Until that most glorious day, may I gladly endure every trial and hardship to come in order that I will be made ready not only for my lifelong husband, but ultimately for our eternal Husband! And for those who will inquire of me about my love life or non-existent sex life, my answer is that, "An unmarried woman or virgin is concerned about the Lord's affairs: Her aim is to be devoted to the Lord in both body and spirit." (1 Cor. 7:34).
Yes, I have resolved to be fully devoted to the Lord, for I have stumbled onto the grounds of a Kingdom much greater than my own! It sobers me to admit that the fleshly part of me wishes I'd never glimpsed such glory or felt such purpose or known such love, because I know I must now be crucified to my own kingdom. But my spirit yearns for this far greater Kingdom to come! Today, this Kingdom seems so hidden and its King so distant, but only because we are so blind! Glimpse Him in the eyes of the righteous! Hear Him in the cries of the saints! Feel Him within the walls of a joyful church and in the halls of a godly house! Find Him in the hearts of His beloved! Embrace Him in the arms of the poor! Hold Him in the hands of His children! See Him in the lives of the broken being restored! Read Him in the stories of the lost that have been found! Touch Him by the bodies He has raised from the dead! And know Him in the pages of His Word. The Kingdom is coming and the King is near!
I am just as worried as I am hopeful for my generation, and for myself...that we might compromise His Kingdom to build our castles in the sand. The thought brings me to tears...I know it is expected of me to get married and to live in a comfortable house and to go to a nice church and to raise a cute little family, and I would have happily continued on with that life as my greatest aim as long as I remained ignorant of a life even better! And not that I consider anything wrong with that life, but at the cost of the Kingdom it is a tragedy! "Then I heard the voice of the Lord saying, 'Whom shall I send? And who will go for us?' And I said, 'Here am I. Send me!'" (Isaiah 6:8).
The question is not, "Why me?" but "Why not me?" Who else can reach a lost world but the arms of the body of Christ? And who else remains as the body of Christ but we the church? Christ in us is the world's only hope...there is no one else!
"How, then, can they call on the one they have not believed in? And how can they believe in the one of whom they have not heard? And how can they hear without someone preaching to them?" (Romans 10:14).

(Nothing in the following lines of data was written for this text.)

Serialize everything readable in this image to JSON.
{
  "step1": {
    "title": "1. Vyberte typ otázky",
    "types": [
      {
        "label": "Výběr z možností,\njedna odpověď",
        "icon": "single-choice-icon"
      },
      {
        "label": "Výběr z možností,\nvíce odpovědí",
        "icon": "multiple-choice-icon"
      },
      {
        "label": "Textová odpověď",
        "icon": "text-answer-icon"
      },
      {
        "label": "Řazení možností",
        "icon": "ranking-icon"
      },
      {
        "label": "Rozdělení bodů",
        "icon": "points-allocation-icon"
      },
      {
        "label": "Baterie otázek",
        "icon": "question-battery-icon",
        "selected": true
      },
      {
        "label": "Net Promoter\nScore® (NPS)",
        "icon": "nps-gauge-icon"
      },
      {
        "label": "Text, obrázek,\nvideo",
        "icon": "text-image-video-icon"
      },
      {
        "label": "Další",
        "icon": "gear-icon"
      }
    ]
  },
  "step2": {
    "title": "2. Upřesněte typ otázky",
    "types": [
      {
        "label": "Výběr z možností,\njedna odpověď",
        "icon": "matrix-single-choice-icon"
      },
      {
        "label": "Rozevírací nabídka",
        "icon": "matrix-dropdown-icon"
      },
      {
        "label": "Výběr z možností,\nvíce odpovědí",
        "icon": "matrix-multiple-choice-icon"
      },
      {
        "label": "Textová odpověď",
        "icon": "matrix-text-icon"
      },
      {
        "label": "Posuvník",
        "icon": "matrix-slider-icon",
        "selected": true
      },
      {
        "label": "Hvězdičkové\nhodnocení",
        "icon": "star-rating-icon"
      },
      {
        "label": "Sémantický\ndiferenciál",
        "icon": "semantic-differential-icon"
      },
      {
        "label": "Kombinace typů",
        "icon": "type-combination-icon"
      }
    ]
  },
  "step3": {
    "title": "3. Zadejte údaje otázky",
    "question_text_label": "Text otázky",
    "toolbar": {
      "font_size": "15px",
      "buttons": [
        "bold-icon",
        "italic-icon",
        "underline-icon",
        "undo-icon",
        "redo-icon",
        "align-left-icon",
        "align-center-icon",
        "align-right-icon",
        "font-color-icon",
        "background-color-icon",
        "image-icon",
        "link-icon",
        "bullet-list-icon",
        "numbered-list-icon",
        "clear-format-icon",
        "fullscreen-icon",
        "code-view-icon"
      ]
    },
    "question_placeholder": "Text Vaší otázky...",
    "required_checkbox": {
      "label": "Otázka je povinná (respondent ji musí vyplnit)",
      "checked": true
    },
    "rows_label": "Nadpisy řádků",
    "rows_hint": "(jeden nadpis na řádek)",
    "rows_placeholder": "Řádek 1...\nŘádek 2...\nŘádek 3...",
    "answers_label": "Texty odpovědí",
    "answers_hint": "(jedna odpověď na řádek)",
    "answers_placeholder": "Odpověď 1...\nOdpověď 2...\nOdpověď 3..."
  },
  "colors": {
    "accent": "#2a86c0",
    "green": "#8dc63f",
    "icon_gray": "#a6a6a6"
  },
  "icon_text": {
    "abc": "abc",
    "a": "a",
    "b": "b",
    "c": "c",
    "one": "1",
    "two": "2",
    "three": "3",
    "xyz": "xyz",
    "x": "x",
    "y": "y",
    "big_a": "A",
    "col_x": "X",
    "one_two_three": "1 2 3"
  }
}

May we answer like the apostle Paul, "And now, compelled by the Spirit, I am going to [wherever He leads me], not knowing what will happen to me there. I only know that in every city the Holy Spirit warns me that prison and hardships are facing me. However, I consider my life worth nothing to me, if only I may finish the race and complete the task the Lord Jesus has given me-the task of testifying to the gospel of God's grace." (Acts 20:22-24).